The obtained lotion had an excellent whitening effect and a refreshing feeling. The storage stability was also good.

Example 6 An emulsion having the following composition was produced by a conventional method. Amacha extract 1.0% by weight Stearic acid 2.0% by weight Liquid paraffin 6.0% by weight Squalane 2.0% by weight Sorbitan monostearate 1.5% by weight Polyoxyethylene sorbitan monostearate 2.0% by weight ( 20EO) Methyl p-hydroxybenzoate 0.05% by weight 1,3-butylene glycol 0.1% by weight Fragrance 0.15% by weight Refined water balance

The obtained emulsion had excellent whitening effect and had a moist feeling. Also, it had excellent storage stability.

Example 7 A cream having the following composition was produced by a conventional method. Amacha extract 1.0% by weight Liquid paraffin 23.0% by weight Vaseline 7.0% by weight Behenyl alcohol 1.0% by weight Stearic acid 2.0% by weight Beeswax 2.0% by weight Sorbitan monostearate 1.5% by weight Poly Oxyethylene sorbitan monostearate 2.5% by weight (20EO) Butyl parahydroxybenzoate 0.05% by weight 1,3-butylene glycol 3.0% by weight Methyl paraoxybenzoate 0.1% by weight Flavoring agent 0.1 15% by weight Refined water balance

The obtained cream had an excellent whitening effect and a good feeling upon use. Also, the storage stability was excellent.

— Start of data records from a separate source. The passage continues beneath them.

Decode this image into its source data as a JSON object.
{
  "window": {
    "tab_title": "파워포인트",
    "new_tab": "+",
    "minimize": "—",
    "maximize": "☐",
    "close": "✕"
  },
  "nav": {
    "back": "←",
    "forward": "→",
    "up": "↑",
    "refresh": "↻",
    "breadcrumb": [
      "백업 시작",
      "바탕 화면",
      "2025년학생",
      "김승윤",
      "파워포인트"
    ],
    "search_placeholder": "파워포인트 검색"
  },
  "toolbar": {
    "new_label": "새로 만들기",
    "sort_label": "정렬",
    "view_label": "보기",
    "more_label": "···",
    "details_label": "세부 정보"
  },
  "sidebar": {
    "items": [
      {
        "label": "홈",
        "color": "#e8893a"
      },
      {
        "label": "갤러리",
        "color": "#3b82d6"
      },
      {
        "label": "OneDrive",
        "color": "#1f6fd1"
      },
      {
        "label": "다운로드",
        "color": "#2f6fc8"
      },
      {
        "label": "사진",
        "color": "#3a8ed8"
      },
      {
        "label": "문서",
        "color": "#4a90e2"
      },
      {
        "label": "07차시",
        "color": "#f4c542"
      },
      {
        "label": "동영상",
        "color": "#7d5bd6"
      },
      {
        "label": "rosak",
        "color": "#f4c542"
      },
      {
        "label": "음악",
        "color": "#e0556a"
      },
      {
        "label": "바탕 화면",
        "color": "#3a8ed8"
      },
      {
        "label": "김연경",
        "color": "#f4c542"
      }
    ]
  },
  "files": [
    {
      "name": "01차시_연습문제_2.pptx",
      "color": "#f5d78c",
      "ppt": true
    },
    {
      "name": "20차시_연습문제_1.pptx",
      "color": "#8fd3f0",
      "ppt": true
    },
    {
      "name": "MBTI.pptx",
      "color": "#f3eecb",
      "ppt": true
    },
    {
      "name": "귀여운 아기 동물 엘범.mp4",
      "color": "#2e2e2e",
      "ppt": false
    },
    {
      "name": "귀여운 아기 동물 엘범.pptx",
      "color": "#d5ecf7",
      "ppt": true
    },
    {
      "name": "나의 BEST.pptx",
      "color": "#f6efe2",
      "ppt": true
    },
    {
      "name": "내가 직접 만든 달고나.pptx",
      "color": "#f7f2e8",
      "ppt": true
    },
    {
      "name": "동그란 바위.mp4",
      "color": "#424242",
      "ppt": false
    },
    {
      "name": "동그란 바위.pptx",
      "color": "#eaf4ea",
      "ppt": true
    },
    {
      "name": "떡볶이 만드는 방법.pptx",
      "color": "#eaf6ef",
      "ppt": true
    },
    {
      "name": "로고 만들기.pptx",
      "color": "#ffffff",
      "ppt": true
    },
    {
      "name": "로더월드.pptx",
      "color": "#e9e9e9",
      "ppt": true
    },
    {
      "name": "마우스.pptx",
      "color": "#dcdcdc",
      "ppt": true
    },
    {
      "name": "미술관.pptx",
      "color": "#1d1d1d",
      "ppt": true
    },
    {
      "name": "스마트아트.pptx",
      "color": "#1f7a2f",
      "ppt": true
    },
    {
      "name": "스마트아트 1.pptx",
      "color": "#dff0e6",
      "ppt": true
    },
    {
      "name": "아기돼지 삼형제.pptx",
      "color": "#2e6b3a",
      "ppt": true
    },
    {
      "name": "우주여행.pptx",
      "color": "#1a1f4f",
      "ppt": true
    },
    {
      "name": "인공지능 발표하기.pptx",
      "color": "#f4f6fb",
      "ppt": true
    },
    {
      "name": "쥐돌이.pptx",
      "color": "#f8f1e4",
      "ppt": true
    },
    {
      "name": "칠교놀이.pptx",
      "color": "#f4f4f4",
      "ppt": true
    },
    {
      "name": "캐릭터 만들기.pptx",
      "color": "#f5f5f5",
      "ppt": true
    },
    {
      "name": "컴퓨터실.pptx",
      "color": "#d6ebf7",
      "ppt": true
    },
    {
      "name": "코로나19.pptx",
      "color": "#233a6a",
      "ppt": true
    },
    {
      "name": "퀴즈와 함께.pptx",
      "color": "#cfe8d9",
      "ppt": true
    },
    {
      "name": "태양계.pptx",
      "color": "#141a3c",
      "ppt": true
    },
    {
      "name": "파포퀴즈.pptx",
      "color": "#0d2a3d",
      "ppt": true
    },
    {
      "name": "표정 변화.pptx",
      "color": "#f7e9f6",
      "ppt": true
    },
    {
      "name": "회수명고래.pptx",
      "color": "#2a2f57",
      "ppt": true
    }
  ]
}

Example 8 An ointment having the following composition was produced by a conventional method. Amacha extract 5.0% by weight Japanese Pharmacopoeia hydrophilic ointment 95.0% by weight

This ointment is applied to the spots twice a day (2 m
g / cm ² ), an excellent whitening effect was observed, and the storage stability was also good.

[0039]

The pigmentation inhibitor of the present invention comprising an amateur extract as an active ingredient has an excellent whitening effect based on an inhibitory effect on tyrosinase and an inhibitory effect on dendrite formation. Further, as is apparent from the fact that amateurs have been drinking for a long time, the pigmentation preventing agent of the present invention is excellent in safety, and also excellent in use feeling and stability. Therefore, this pigmentation inhibitor can be advantageously used as an additive or compounding ingredient for skin cosmetics or external preparations for the purpose of whitening effect. that's all

 ──────────────────────────────────────────────────の Continuing on the front page (72) Inventor Makoto Owaki Yakult Honsha, 1-1-1 Higashishimbashi, Minato-ku, Tokyo

Claims (5)

[Claims] 1. An anti-pigmentation agent comprising an amateur extract as an active ingredient. 2. The pigmentation inhibitor according to claim 1, which is caused by an inhibitory action on tyrosinase, an inhibitory action on dendrite formation or an inhibitory action on melanin production. 3. A skin cosmetic comprising the pigmentation inhibitor according to claim 1 or 2. 4. The skin cosmetic according to claim 3, which is a whitening cosmetic. 5. An external preparation for skin, comprising the pigmentation inhibitor according to claim 1 or 2.